The value of always gaining new skills: As a woodwind player, why I’ve started to learn the guitar by Katie Stevens (Shadow Artist on Quench Arts’ Wavelength project)
Why have I started learning the guitar? The answer to this is multifaceted so I’ll first answer why I ‘didn’t’ play the guitar before, what made me start learning and what benefits I have seen which I did not expect.
Firstly, I come from a classical background and play a single line melody instrument; harmony and rhythm have been somewhat absent in my musical life. Although I know that I have a good ear, my training meant that I developed a skill for hearing the very top line but not much underneath. In fact, thinking about harmony and texture made me feel considerably out of my depth and for those reasons, and for a very long while, I considered the guitar to be something that other people played and not me; an assumption based on my inability. Yet this barrier contained my inability and this in turn could only enhance such an inadequacy in my mind! What a Catch 22!
Playing the guitar has seemed more and more important in my work on projects such as Musical Connections and Wavelength (both run by Quench Arts). Even playing one chord on a guitar can spark the basis of a song and it has the potential to ignite instantly. So, when I was given the task to lead a one-to-one session, I HAD to use the guitar. I bought a guitar and started to learn and what a mistake it was not to have shed my useless inhibitions sooner! I’m by no means a guitar virtuoso yet, but I have the basics and I am happily improving with every day. Meanwhile, it is feeding and enhancing so much of my musical life.
Despite having never expressed my own emotions in song format before, I have now begun songwriting and I’m overjoyed to find a new musical voice which I didn’t ever expect to have. This in turn has informed my work as a community musician immeasurably. I am now much more able to support participants in constructing their songs – a harmony instrument opens up colours and textures which I could never find before.
Learning the guitar has also given me a platform for writing my own song lyrics; over the years I have helped many other people writing lyrics yet never created my own. Expressing myself in this way has been entirely terrifying and suddenly I can see this from the songwriter’s side! In songwriting sessions I have uttered many sentiments such as, ‘it doesn’t matter what you put down on the paper’ or, ‘don’t be so hard on yourself about your lyrics’ and now I am really having to say these words to myself! I may feel a need to be poetic or radically different, make intelligent observations or at least sometimes follow a rhyme scheme but in actual fact, songs can have their own free life too. It has also taught me to be freer with my words. Sometimes I write something down and allow myself to treat this as a temporary lyric, thinking, ‘I’ll come back and change this’. Occasionally I do think of something better but at other times the original word/phrase becomes embedded and I come to peace with it having been the right one all along.

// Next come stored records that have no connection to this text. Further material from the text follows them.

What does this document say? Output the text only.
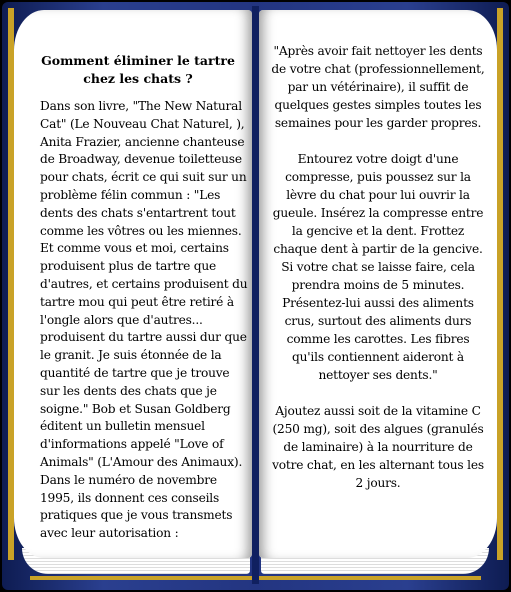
Gomment éliminer le tartre
chez les chats ?
Dans son livre, "The New Natural Cat" (Le Nouveau Chat Naturel, ), Anita Frazier, ancienne chanteuse de Broadway, devenue toiletteuse pour chats, écrit ce qui suit sur un problème félin commun : "Les dents des chats s'entartrent tout comme les vôtres ou les miennes. Et comme vous et moi, certains produisent plus de tartre que d'autres, et certains produisent du tartre mou qui peut être retiré à l'ongle alors que d'autres... produisent du tartre aussi dur que le granit. Je suis étonnée de la quantité de tartre que je trouve sur les dents des chats que je soigne." Bob et Susan Goldberg éditent un bulletin mensuel d'informations appelé "Love of Animals" (L'Amour des Animaux). Dans le numéro de novembre 1995, ils donnent ces conseils pratiques que je vous transmets avec leur autorisation :

"Après avoir fait nettoyer les dents de votre chat (professionnellement, par un vétérinaire), il suffit de quelques gestes simples toutes les semaines pour les garder propres.

Entourez votre doigt d'une compresse, puis poussez sur la lèvre du chat pour lui ouvrir la gueule. Insérez la compresse entre la gencive et la dent. Frottez chaque dent à partir de la gencive. Si votre chat se laisse faire, cela prendra moins de 5 minutes. Présentez-lui aussi des aliments crus, surtout des aliments durs comme les carottes. Les fibres qu'ils contiennent aideront à nettoyer ses dents."

Ajoutez aussi soit de la vitamine C (250 mg), soit des algues (granulés de laminaire) à la nourriture de votre chat, en les alternant tous les 2 jours.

Aside from this, learning the guitar has enabled me to understand harmony and chord structure in a much more comprehensive way. Whereas my previous understanding of chords was what I had learned from a book or from a whiteboard, I now understand them for their own emotional colour. How does a chord make me feel? What happens when one chord sits next to another and how does this tension or release elicit an emotional response? How does altering the root note change the entire impression of a chord? The practical nature of hearing chords rather than reading about them has allowed me the insight which I believed I could never have. Although I recognise that we all learn in different ways, for me ‘doing’ is learning and I feel that it is important to keep this learning style present in my mind when working with the young people on Wavelength.
Aside from this, my experience of starting out on my guitar journey has allowed me a greater insight into the vulnerability, which comes with creating one’s own work. As a confident performer on the clarinet with 20 years of performance experience, it has been humbling to play the guitar at an open mic night with my hands and lips shaking whilst I have watched the young people on the Wavelength project confidently singing out at our final concerts. For me, my new performance experiences have really been ‘a first’ and have allowed me to greater appreciate the nerves and anticipation of someone who may be coming to a project with less or no experience in performance. I have been fortunate enough to play in very caring and friendly environments and feel that this is crucial at this stage of my guitar development. It is through having a space that permits vulnerability that I have been empowered and this is something that I hope to continue being aware of in all of my community music work. The Wavelength project is very good at keeping this present at all times; whether it has been in a group situation or one to ones , the atmosphere is safe and inviting.
To publicly play my own songs has been a challenge and a reward. Expressing ourselves is difficult, opening up to others is hard, allowing words to be public which encapsulate our deepest fears or sensitivities is a true exposition of the soul. I hope that my new musical journey will allow for greater sensitivity, sharing, expression and understanding of myself and others.